ISTANBUL— Two weeks after Turkey’s parliamentary elections, experts agree on one thing: No one really knows what’s going to happen next.
Turkey’s June 7 election left Turkey’s long-ruling Justice and Development Party, known by Turkish acronym AKP, short of the majority it needs to govern alone, meaning it will have to turn to at least one of the three opposition parties to secure its hold on government.
Negotiating such a coalition will be complicated by the vitriol of the campaign, the differences between the four camps and the ambitions of President Recep Tayyip Erdogan, still a dominant force in Turkish politics despite his theoretically neutral role as head of state.
“Neither can I or anyone else make any predictions as to what’s happening,” said Ersin Kalaycioglu, a professor of Turkish politics at Sabanci University in Istanbul.
Sinan Ciddi, the director of the Institute of Turkish Studies at Georgetown University, said he wouldn’t rule out anything either.
“There are as many credible scenarios out there as there are plausible political parties,” he said.
One of the more credible ones involves a deal between Turkey’s ruling party and the hardline nationalist party MHP, which opposes the two-year-old peace process with Turkey’s autonomy-seeking Kurdish rebels. Both parties sit on the right wing of Turkish politics, but such a deal could damage AKP’s relationship with Kurdish voters, a key constituency.
Alternatively, AKP could swallow its pride and strike a deal with its arch-nemesis, the secular CHP. Such a pairing would have an unassailable majority, but the rivalry between the two runs so deep it’s hard to see them acting in tandem.
Perhaps most importantly, all the opposition parties want Erdogan to stay out of politics.
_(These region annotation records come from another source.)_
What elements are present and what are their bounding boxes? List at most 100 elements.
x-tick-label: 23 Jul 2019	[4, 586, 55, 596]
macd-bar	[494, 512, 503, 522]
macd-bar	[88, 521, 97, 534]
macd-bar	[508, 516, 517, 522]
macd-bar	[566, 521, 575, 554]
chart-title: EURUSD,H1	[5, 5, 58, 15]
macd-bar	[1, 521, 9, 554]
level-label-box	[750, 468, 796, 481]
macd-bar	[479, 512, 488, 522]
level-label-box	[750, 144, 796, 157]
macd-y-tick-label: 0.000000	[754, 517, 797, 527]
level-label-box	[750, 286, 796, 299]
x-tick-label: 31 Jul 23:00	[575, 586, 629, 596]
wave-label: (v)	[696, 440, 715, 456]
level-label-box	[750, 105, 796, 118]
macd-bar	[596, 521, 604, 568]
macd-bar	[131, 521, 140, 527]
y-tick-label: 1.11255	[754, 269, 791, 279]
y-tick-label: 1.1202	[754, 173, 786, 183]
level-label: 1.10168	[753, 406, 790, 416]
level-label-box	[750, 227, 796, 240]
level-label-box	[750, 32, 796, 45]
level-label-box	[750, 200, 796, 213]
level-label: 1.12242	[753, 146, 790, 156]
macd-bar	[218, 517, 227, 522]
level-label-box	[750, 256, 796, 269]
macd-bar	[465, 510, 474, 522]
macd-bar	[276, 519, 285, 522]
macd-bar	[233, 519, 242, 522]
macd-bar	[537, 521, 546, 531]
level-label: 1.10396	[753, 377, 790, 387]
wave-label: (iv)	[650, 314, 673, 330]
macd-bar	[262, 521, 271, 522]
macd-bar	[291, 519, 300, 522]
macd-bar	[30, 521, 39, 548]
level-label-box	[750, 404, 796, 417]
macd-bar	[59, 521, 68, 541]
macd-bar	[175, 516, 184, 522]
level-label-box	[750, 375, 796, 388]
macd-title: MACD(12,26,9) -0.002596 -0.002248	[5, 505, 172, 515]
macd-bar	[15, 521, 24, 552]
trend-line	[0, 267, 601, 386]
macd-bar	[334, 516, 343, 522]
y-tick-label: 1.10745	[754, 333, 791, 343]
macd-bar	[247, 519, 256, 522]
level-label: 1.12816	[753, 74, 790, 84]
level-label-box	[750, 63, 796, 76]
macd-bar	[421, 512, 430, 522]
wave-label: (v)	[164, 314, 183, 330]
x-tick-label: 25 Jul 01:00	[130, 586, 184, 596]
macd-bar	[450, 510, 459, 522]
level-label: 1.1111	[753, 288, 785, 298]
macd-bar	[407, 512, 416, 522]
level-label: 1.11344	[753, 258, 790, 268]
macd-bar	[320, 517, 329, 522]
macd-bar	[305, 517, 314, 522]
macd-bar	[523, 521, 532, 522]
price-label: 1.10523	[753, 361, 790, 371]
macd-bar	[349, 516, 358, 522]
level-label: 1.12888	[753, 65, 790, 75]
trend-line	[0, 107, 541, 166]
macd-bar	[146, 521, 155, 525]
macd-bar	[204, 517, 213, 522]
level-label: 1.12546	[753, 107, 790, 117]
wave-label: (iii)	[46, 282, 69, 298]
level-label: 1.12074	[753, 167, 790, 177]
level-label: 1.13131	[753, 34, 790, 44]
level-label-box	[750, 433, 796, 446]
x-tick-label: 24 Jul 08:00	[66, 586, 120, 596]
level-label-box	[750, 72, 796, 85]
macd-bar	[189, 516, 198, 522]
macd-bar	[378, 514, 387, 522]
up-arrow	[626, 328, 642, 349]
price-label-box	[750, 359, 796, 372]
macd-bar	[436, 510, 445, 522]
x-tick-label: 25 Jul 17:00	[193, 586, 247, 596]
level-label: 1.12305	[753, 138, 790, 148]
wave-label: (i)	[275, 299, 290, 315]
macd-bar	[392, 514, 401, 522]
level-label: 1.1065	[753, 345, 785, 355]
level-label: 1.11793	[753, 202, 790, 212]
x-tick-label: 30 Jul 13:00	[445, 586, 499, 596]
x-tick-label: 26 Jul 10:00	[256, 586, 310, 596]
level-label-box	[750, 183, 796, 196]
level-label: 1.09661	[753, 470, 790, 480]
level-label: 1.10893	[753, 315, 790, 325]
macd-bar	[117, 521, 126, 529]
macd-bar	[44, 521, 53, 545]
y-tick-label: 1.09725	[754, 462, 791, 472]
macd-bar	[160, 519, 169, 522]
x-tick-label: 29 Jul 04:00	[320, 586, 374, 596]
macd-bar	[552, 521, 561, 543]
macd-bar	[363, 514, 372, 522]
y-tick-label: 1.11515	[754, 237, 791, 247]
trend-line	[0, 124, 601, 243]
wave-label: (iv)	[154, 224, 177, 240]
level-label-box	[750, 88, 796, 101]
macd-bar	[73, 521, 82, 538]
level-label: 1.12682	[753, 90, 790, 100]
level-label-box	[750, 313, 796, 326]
It’s hard to see the notoriously outspoken president backing away quietly.
It’s just about conceivable that Turkey’s three opposition parties, including the leftist HDP, could all band together and freeze AKP out of power, a scenario floated by Sukru Kucuksahin, a columnist for the secular-minded Hurriyet newspaper.
But even he acknowledged that was a long shot.
Ilnur Cevik, a columnist at for the pro-government Daily Sabah said coalition-building would be difficult because of “deep-rooted enmities” although he said a tie-up between AKP and the nationalists was the most likely bet. As for an alliance with the secularists, Cevik said, that would leave a bad taste in supporters’ mouth.
“The grassroots don’t want it,” he said.
There are personal rivalries at play too, with some observers warning of a struggle within the ruling party itself. One wild card is former President Abdullah Gul, a co-founder of AKP still popular within the party. Gul has long been seen as an Erdogan ally, but a provocative memoir just published by one of Gul’s former aides reads like a call for a return to frontline politics.
“I can take Turkey back to those days when its star glittered,” the book quotes Gul as saying.
Then there’s the prospect of political mischief. Lawmakers could be enticed to defect from the opposition in return for ministerial appointments, for example. Erdogan’s critics fear his party could deliberately sabotage coalition talks, using the instability to argue for a new election in the hope of clawing back its majority.
“I think that the formation of any government which would perform would be very difficult because of Erdogan’s dominance,” said Lale Kemal, a columnist for Zaman newspaper.
Turks will get an early hint of which way things are going next week, when lawmakers are formally sworn in and elect a speaker. Kalaycioglu, who is critical of Erdogan, said there might just be a chance that the opposition parties can elect a non-AKP speaker. That, he said, would be a sign that Erdogan’s political fortunes were turning after 13 years in power.
“If they can’t do that … Then I’m afraid it’s the good old authoritarian politics we’re going to be dealing with,” Kalaycioglu said.